The Raspberry Pi Pico is a low-cost microcontroller board that makes it easy for beginners to get started with electronics projects and learn how to code.
For this project, you will learn how to read an analog signal from a potentiometer and convert it into a PWM (pulse-width modulation) signal to manipulate the frequency, or tone, of a buzzer with the help of MicroPython code.
One jumper wire (yellow in the photo) connects the left side of the potentiometer to the positive (+) rail of the breadboard. Another jumper wire connects the right side of the potentiometer to the negative (-) side of the breadboard.
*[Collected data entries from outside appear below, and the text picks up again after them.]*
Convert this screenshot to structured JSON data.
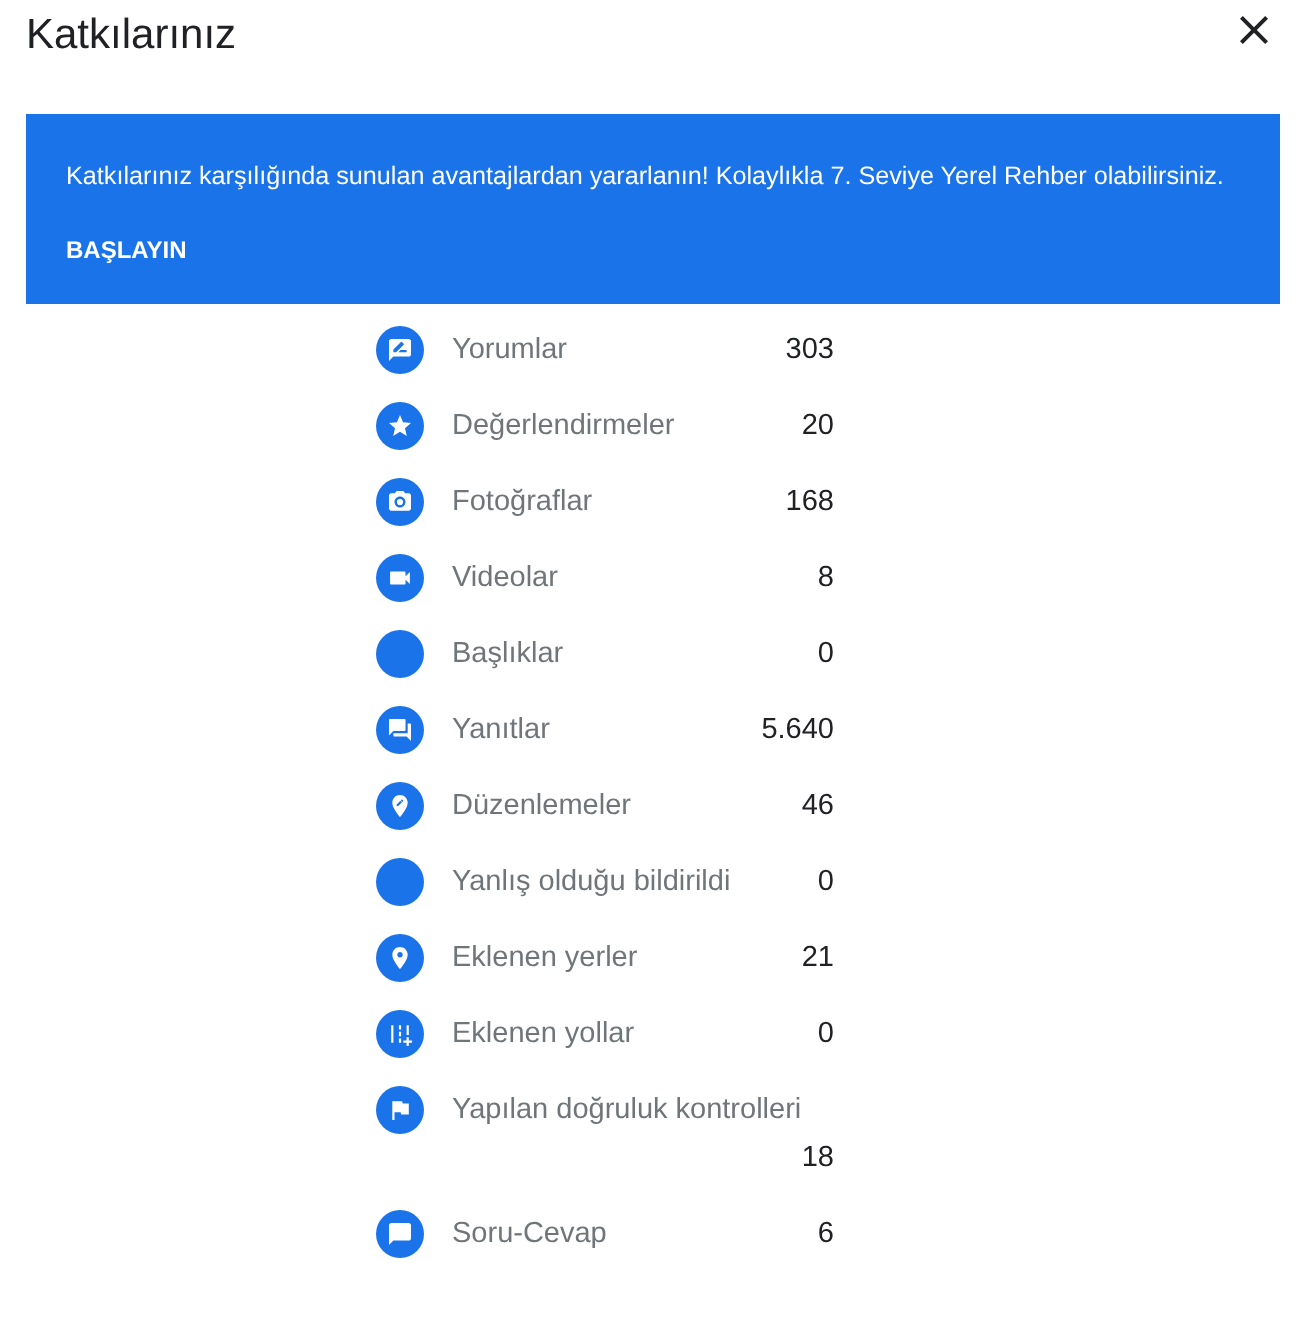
{
  "dialog": {
    "title": "Katkılarınız"
  },
  "banner": {
    "text": "Katkılarınız karşılığında sunulan avantajlardan yararlanın! Kolaylıkla 7. Seviye Yerel Rehber olabilirsiniz.",
    "action": "BAŞLAYIN"
  },
  "stats": [
    {
      "kind": "review",
      "label": "Yorumlar",
      "value": "303"
    },
    {
      "kind": "rating",
      "label": "Değerlendirmeler",
      "value": "20"
    },
    {
      "kind": "photo",
      "label": "Fotoğraflar",
      "value": "168"
    },
    {
      "kind": "video",
      "label": "Videolar",
      "value": "8"
    },
    {
      "kind": "title",
      "label": "Başlıklar",
      "value": "0"
    },
    {
      "kind": "answer",
      "label": "Yanıtlar",
      "value": "5.640"
    },
    {
      "kind": "edit",
      "label": "Düzenlemeler",
      "value": "46"
    },
    {
      "kind": "report",
      "label": "Yanlış olduğu bildirildi",
      "value": "0"
    },
    {
      "kind": "place",
      "label": "Eklenen yerler",
      "value": "21"
    },
    {
      "kind": "road",
      "label": "Eklenen yollar",
      "value": "0"
    },
    {
      "kind": "check",
      "label": "Yapılan doğruluk kontrolleri",
      "value": "18"
    },
    {
      "kind": "qa",
      "label": "Soru-Cevap",
      "value": "6"
    }
  ]
}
From the middle pin of the potentiometer, you will need to run a jumper wire to the GP26/A0 pin on the Pico.
The piezo buzzer will need to have one wire going from its negative leg to the negative breadboard rail and then another connection from its positive leg to the GP15 pin on the Raspberry Pi Pico.
You’ll also need to run a jumper wire from a GND pin on Pico to the negative rail on the breadboard, to ground it. Another jumper wire will connect the 3V3 Out pin on the Pico to the positive rail of the breadboard, to power the components.
Create the Code
You can grab the code from the MUO GitHub repository. Download the MicroPython file named piezo-buzzer.py and then load this onto your Pico via a USB-connected computer running the Thonny IDE. Check out how to get started with MicroPython on the Raspberry Pi Pico for details.
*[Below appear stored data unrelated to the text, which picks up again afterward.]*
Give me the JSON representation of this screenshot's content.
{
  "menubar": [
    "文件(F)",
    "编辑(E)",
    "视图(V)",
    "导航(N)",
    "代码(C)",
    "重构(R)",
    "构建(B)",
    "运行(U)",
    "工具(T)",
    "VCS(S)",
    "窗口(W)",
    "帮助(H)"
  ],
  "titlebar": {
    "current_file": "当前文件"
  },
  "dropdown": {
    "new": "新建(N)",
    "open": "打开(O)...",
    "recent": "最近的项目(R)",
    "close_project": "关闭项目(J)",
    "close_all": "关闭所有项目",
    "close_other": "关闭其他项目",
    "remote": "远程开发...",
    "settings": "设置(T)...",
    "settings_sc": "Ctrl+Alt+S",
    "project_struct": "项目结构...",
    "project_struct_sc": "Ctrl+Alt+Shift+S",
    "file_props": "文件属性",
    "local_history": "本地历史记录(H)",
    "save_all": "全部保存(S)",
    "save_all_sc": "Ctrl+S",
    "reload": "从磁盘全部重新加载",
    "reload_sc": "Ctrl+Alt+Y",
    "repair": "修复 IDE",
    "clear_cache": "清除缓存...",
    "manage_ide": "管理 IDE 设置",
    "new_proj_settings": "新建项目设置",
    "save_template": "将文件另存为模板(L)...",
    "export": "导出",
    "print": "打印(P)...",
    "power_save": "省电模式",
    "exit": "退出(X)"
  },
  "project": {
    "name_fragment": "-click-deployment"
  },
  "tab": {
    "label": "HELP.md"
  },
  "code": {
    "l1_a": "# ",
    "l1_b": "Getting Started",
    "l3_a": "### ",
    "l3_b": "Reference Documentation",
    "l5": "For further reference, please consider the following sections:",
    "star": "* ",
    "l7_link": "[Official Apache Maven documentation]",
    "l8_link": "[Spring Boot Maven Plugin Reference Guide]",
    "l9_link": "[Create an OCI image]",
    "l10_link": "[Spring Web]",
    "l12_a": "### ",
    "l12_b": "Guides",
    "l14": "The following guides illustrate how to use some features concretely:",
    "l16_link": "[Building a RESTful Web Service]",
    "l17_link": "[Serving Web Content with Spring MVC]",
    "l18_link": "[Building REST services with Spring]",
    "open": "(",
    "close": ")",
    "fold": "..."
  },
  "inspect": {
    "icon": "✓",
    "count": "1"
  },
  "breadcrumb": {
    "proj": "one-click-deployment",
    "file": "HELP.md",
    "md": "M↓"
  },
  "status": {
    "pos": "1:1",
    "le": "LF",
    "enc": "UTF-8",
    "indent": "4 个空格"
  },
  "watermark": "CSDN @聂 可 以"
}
The various parts of the code do the following:
- At the top, we import the required machine, math, and time MicroPython modules.
- A buzzer variable is then assigned to pin GP15 as a PWM output.
- A potentiometer variable is assigned to the analog-to-digital converter (ADC) on Pico’s GP26/A0 pin.
- We define a scale() function that uses math functions to convert the range of the potentiometer movement to an output for the buzzer.
- The while: True infinite loop reads the potentiometer input, then uses the scale function to convert it. After checking that it hasn’t changed too much from the previous frequency, it then sends the calculated frequency to the buzzer using PWM (pulse-width modulation).
In summary, there are hundreds of pulses being sent per second and the buzzer tone will shift between 120Hz and 5kHz as the potentiometer is turned clockwise or counter-clockwise. Rotating the potentiometer alters the voltage that’s read by the Pico’s analog input pin, which in turn is used to adjust the buzzer frequency using PWM.
Run the code from Thonny (click the play icon or press F5 on your keyboard) and try it out for yourself. After your first run, will any code changes impact physical outcomes? For example, what happens if you change the range (0 to 65535)? This part of the code is located just below while True: where the frequency is defined.